Adam Farkas, said: “AFME has long argued that the implementation of mandatory buy-in requirements would have a disproportionately negative impact on the liquidity and competitiveness of EU capital markets. While we believe that a complete removal of the mandatory buy-in regime is the best approach, we welcome the Council’s position to view mandatory buy-ins as a measure of last resort, to be activated subject to assessment and only in the case where the level of settlement fails would be substantial in the EU. We support further focusing on all other tools that would be more appropriate to support settlement discipline and efficiency in Europe.”
In more detail:
The establishment of a properly constructed consolidated tape for equities and bonds is an important incremental step toward further integrating EU markets, reducing home biases in EU citizens’ investments and attracting international capital to the EU. AFME would nevertheless liked to have seen more ambition in the Council’s approach by the establishment of a real time pre-trade, as well as post-trade, tape for equities. We are somewhat perplexed, however, that consolidated tape revenue share is not extended to all execution venues providing their market data.
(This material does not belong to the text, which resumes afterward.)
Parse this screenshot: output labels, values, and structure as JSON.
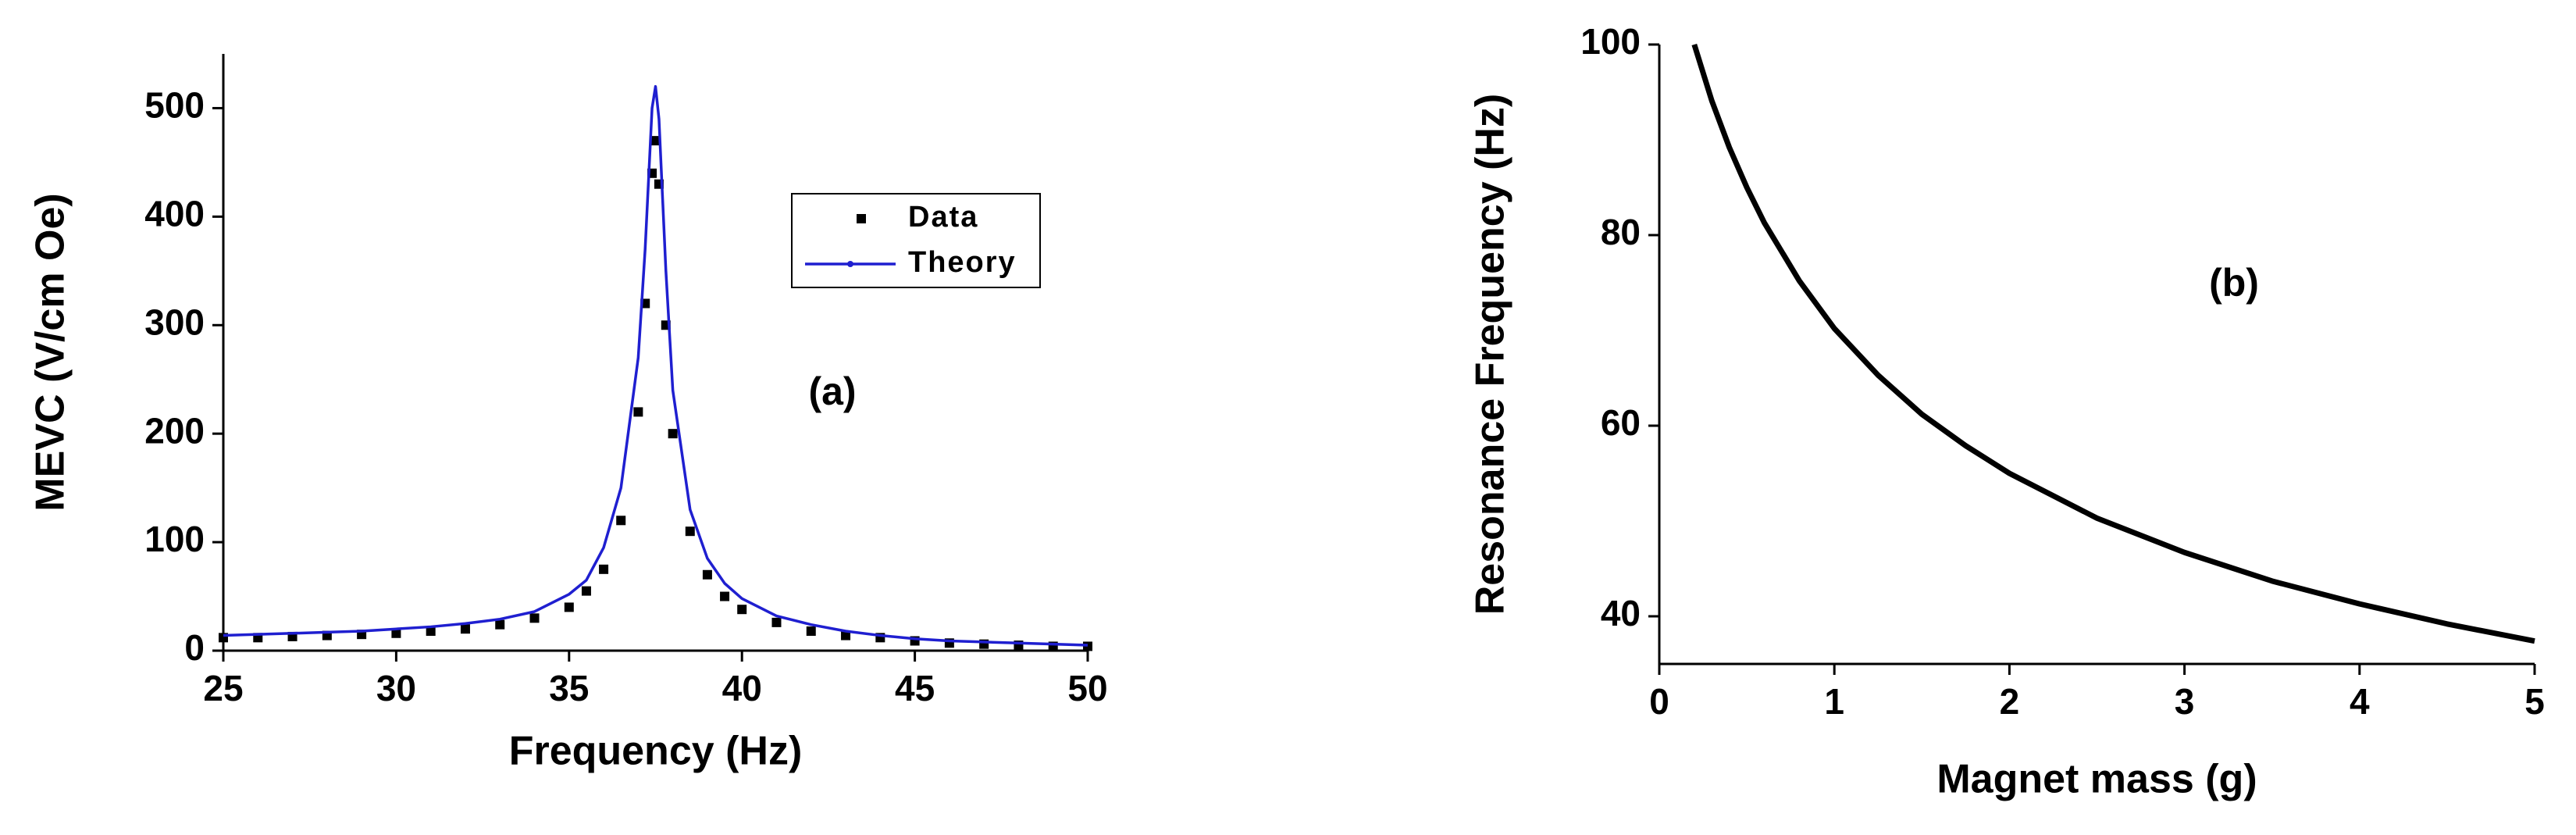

- Equity market structure issues:
We are pleased to see the general direction of travel towards reducing complexity in EU equities market structure. This acknowledges that restrictions targeting only certain execution methods, such as those originally proposed on systematic internalisers and midpoint trading, would reduce the facilitation of cheaper, more efficient equity transactions to the detriment of end investors. However, maintaining a volume cap remains directly at odds with international best practice, threatening the EU’s objective to effectively compete with other markets globally and it detracts from the EU’s status as a destination to invest or raise capital.
While we support having 5 categories of bond deferrals, we are disappointed to see that maximum deferral times continue to be hardcoded into the Level One legislation. Not only does this approach lack the flexibility that is critical, especially in times of market volatility, it does not appear to be justified by any data driven analysis. An incorrectly calibrated regime, resulting in inadequate deferral periods that lead to liquidity providers experiencing undue risk, will upset the fine balance between transparency and liquidity and end up negatively impacting end investors.
- On Designated Publishing Regime:
We are supportive of the Council’s inclusion of the Designated Publishing Entity to create a regime where firms will be able to opt in as designated reporters, thereby decoupling the reporting requirement from the obligations under the systematic internaliser regime.